Best Adapted Screenplay. Yea! The writers from "Sideways" win!
Al Pacino is introducing an award for Sidney Lumet. He needs a comb. Al, not Sidney. I would still have sex with him. Al, not Sidney.
Beyonce is singing AGAIN. Is she going to sing ALL the Oscar-nominated songs? She looks pretty though, in a long black gown.
Chris Rock introductes that "comedy superstar" Jeremy Irons. He is a good sport. "It is so good to be recognized at last."
10:12 p.m. Laura Linney is wandering in the audience, handing out an award. Her eye-makeup is very dramatic. But I do not like her slicked-back hair. Too severe.
10:23 p.m. Salma Hayek and Penelope Cruz, both of whom have heavy Spanish accents, are presenting the award for Best Sound. Is this a joke?
Surprise! Beyonce is NOT going to sing the next song. Antonio Banderas is. Yes. He is slapping his thigh. He is looking hot in a white shirt. More of this! (Although he could use a hair wash. A small detail.)
10:51 p.m. It is the calvalcade of dead stars, accompanied by music from Yo Yo Ma.
10:58 p.m. Sean "Puffy/PDiddy" Combs is introducing the next award for Best Song., "Believe." What a surprise! Beyonce is singing this song, along with Josh Groban.
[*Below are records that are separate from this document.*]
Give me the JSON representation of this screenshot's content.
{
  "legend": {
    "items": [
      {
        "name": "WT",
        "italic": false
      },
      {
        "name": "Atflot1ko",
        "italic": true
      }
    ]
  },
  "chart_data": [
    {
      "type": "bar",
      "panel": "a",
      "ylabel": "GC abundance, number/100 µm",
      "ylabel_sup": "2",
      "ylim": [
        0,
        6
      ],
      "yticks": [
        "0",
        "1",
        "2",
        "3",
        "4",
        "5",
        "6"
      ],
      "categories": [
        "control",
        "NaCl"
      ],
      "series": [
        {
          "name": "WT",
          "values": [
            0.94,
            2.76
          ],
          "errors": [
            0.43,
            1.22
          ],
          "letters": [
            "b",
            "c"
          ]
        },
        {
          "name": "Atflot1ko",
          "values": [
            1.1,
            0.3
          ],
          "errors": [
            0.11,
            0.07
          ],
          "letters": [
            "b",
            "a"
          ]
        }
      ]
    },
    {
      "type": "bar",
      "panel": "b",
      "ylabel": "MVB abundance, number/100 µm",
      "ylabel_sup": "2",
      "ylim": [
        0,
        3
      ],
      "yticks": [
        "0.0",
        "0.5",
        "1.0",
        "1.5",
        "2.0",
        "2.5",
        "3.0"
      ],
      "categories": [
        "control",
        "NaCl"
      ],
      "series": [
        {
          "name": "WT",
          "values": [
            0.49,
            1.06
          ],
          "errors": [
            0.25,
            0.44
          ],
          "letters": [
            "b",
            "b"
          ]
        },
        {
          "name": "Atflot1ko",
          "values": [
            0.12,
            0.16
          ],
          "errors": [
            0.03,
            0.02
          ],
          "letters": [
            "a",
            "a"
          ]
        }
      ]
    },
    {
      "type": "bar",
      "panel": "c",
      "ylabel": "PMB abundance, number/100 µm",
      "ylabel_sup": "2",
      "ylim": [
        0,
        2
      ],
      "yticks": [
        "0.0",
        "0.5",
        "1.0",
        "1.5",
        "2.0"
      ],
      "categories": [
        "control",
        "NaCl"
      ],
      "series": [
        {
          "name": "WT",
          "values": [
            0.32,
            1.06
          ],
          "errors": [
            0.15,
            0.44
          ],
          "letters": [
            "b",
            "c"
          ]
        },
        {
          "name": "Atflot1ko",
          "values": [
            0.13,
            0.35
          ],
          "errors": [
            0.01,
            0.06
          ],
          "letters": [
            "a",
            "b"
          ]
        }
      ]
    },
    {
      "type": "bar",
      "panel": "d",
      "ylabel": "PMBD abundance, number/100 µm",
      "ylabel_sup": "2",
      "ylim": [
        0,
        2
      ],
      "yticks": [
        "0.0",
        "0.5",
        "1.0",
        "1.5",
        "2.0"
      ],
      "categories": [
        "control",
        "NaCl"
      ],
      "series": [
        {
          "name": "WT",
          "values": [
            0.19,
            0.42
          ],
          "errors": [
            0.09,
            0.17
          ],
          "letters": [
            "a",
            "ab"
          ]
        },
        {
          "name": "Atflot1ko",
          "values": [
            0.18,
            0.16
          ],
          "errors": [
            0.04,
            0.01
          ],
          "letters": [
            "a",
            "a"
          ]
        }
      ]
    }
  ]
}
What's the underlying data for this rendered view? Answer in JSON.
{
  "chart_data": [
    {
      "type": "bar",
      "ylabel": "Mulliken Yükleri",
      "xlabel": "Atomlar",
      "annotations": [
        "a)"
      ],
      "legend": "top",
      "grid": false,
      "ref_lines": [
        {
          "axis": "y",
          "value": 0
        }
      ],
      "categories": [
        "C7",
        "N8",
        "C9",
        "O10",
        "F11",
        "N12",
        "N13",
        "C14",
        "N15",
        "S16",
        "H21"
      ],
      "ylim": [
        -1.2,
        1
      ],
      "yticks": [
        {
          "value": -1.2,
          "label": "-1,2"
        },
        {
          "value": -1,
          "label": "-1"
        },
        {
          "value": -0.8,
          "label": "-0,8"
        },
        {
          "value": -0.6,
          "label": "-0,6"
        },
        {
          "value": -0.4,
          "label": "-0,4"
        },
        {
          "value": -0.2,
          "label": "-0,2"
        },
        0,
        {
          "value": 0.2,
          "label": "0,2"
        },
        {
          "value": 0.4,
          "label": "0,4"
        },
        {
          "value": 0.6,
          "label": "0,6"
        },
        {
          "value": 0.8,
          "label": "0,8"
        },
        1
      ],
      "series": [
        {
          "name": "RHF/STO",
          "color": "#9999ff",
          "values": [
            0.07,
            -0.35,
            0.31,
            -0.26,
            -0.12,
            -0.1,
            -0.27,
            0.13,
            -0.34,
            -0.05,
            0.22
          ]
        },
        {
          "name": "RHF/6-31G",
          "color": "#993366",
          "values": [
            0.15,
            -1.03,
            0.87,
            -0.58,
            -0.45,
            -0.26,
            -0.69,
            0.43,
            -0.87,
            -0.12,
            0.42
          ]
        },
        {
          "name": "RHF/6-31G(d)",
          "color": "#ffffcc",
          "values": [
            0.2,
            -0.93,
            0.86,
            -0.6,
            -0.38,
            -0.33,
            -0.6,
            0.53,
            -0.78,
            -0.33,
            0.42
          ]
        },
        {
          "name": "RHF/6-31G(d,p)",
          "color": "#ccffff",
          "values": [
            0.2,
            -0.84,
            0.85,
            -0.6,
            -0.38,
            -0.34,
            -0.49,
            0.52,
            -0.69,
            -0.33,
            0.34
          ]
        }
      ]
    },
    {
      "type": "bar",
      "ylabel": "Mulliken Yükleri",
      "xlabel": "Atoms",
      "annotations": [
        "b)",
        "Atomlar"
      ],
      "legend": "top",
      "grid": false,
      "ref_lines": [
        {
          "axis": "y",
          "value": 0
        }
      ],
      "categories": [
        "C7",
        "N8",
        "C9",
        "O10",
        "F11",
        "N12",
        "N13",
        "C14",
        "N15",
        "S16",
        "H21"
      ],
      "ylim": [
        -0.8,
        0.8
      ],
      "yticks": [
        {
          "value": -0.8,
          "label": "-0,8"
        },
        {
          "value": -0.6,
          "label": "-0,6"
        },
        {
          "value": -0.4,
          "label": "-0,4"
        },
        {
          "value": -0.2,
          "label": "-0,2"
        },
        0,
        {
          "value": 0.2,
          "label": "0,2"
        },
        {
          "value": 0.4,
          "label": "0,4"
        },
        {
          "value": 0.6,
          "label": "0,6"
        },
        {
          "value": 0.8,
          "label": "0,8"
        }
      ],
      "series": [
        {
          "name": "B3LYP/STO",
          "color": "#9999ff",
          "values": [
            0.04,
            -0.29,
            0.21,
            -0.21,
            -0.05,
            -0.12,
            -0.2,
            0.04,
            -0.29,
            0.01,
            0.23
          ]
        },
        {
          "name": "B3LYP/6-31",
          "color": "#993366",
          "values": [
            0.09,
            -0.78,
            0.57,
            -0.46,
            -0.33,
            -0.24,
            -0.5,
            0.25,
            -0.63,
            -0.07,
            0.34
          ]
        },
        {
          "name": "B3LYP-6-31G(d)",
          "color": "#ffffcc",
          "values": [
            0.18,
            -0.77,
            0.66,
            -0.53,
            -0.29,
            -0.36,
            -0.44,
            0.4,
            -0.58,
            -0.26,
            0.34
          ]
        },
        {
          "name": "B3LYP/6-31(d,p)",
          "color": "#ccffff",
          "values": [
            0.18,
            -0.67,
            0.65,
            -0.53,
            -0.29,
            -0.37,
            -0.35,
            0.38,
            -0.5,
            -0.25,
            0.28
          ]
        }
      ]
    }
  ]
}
Best Actress goes to Hillary Swank. She is wearing a high-necked blue gown. THIS time, she remembers to thank her husband, Chad Lowe. (I interviewed Chad Lowe in 1988 when I was Entertainment Editor of my college newspaper. Just an aside. I thought he was cute.)
"I don't know what I did in this life to deserve all this," Hillary says. "I'm just a girl from a trailer park, with a dream."
Sean Penn presents an award and gets all snippy about Jude Law. He LIKES Jude Law, darn it.
Best Actor goes to Jamie Foxx, as expected. He does that "Hey, Oh" thing with the audience and gets all teary again about his grandmother. This time, though, he mentions that his grandmother used to beat him. Oh my.
Julia Roberts is the presenter for Best Director. First, she wishes Marva a Happy Birthday. Whoever that is. Clint Eastwood wins. He thanks his 96-year-old mother. Wow.
Best Movie goes to........"Million Dollar Baby." Good movie. Except for that whole euthanasia subplot.
Chris Rock says goodnight and that he loved hosting the show. Amen.